Nikola shared that customers select providers based on four variables: quality, price, speed, and reliability. They initially optimized to be the lowest cost inference provider on the market:

‍

Top inference provider pricing comparison from Artificial Analysis

‍

The logic here is simple: models already have latency present, so companies can only optimize latency to a certain extent. It will still be there. If they can produce high-quality, highly reliable inference and do it at a low cost, they will have their place in the market. 

They’ve also made opinionated architectural bets on custom models and fine-tuning. As Nikola told us, 

‍“We’re allowing people to run their custom models, and that’s becoming increasingly important. We’re launched support for fine-tuned models and LoRA support for text and image models. Customers can bring their fine-tuned versions and run them with us at competitive prices. People want LoRAs because you don’t have to dedicate a full set of GPUs to run them. You can serve different versions of the model to different customers, letting the upfront cost of the model remain low."

Their goal is to make customized models as simple to run as possible. As Ilya Sustekever shared at NeurIPS in December, “We’ve achieved peak data, and there’ll be no more…We have to deal with the data that we have. There’s only one internet.”

The path to model improvements goes through specialization. Nikola explained that models are increasingly generic, and it’s becoming increasingly challenging to differentiate through processes like distillation. So, by taking a small model and teaching it about a specific task, companies can make them much more performant for particular tasks. 

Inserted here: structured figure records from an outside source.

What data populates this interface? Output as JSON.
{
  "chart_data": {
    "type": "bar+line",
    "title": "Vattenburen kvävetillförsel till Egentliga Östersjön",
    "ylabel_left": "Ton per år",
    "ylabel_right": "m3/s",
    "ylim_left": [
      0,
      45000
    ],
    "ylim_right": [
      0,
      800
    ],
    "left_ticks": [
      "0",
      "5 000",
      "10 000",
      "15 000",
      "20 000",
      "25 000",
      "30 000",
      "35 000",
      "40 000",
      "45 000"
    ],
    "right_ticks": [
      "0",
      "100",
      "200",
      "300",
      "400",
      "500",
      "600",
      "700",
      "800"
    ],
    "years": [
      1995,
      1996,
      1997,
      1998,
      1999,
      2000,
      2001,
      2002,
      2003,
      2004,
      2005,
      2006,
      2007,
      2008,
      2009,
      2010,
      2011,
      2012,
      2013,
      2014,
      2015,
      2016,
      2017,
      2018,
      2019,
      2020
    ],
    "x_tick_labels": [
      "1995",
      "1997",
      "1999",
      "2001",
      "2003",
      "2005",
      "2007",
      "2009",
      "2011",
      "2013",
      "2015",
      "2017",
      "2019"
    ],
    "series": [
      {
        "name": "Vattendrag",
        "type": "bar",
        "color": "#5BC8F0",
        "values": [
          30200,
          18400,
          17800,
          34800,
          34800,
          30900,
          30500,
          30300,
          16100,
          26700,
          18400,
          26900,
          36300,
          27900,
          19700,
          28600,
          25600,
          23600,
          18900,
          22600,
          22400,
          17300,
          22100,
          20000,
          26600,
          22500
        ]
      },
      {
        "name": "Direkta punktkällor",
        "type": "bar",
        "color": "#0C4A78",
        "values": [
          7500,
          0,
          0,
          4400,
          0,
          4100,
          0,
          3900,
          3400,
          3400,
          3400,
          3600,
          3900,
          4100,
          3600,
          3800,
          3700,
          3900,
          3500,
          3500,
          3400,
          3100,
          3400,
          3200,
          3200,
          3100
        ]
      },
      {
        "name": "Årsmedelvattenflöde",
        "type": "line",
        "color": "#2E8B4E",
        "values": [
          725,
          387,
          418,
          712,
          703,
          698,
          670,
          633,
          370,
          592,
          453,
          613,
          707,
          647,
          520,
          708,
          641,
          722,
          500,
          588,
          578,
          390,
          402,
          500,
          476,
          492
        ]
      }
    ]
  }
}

Deep Infra wants to provide the infrastructure to make this as simple and easy as possible. 

‍

Deep Infra’s vision

Deep Infra wants to become the CDN of the LLM Age. In the internet era, companies and websites needed CDNs to reliably distribute internet content to users anywhere in the world. 

‍

‍

In the LLM era, companies will need an orchestrator of inference. They’ll need a reliable way to run their models and distribute them to end users all over the world. They’ll need to run their own fine-tuned models. As companies build more and more AI applications, they’ll need a company to “distribute” that application to their end users. 

Deep Infra wants to be that company.

Deep Infra will take open-source models (and may distribute them for the model providers as well!), scale all the infrastructure, and provide customers with a simple API. 

The difference between CDNs is that inference providers won’t be as decentralized. Nikola told us:

”For inference, it won’t be as decentralized as CDNs. It will likely end up being one large infrastructure space per continent. The latency is already significant enough that you don’t need the last mile of putting GPU equipment in every city. There will be a small set of applications that might need ultra-low latency. However, the latency of the model itself is already high enough to negate that need.”

For Deep Infra to achieve their vision, a few things need to happen:

  1. Increase in inference demand as AI applications continue to solve new and challenging problems.
  2. Continued supply of open-source AI models that are competitive with the top closed-source AI models.
  3. Continued technical innovation helps Deep Infra stand out in a competitive market. 

We’re in a golden era: As the capabilities of foundation models increase, the cost of inference is falling (decreasing 10x annually on average!). OpenAI’s most advanced model shatters previous state-of-the-art benchmarks; the only caveat is it costs over $1000 per task:

‍

OpenAI reasoning models on ARC-AGI Semi-Private evaluation benchmark

‍

As inference becomes cheaper, these models become economically viable for real-world applications like agents. And as these agents transition from promise to reality, Deep Infra will be here to support that promise.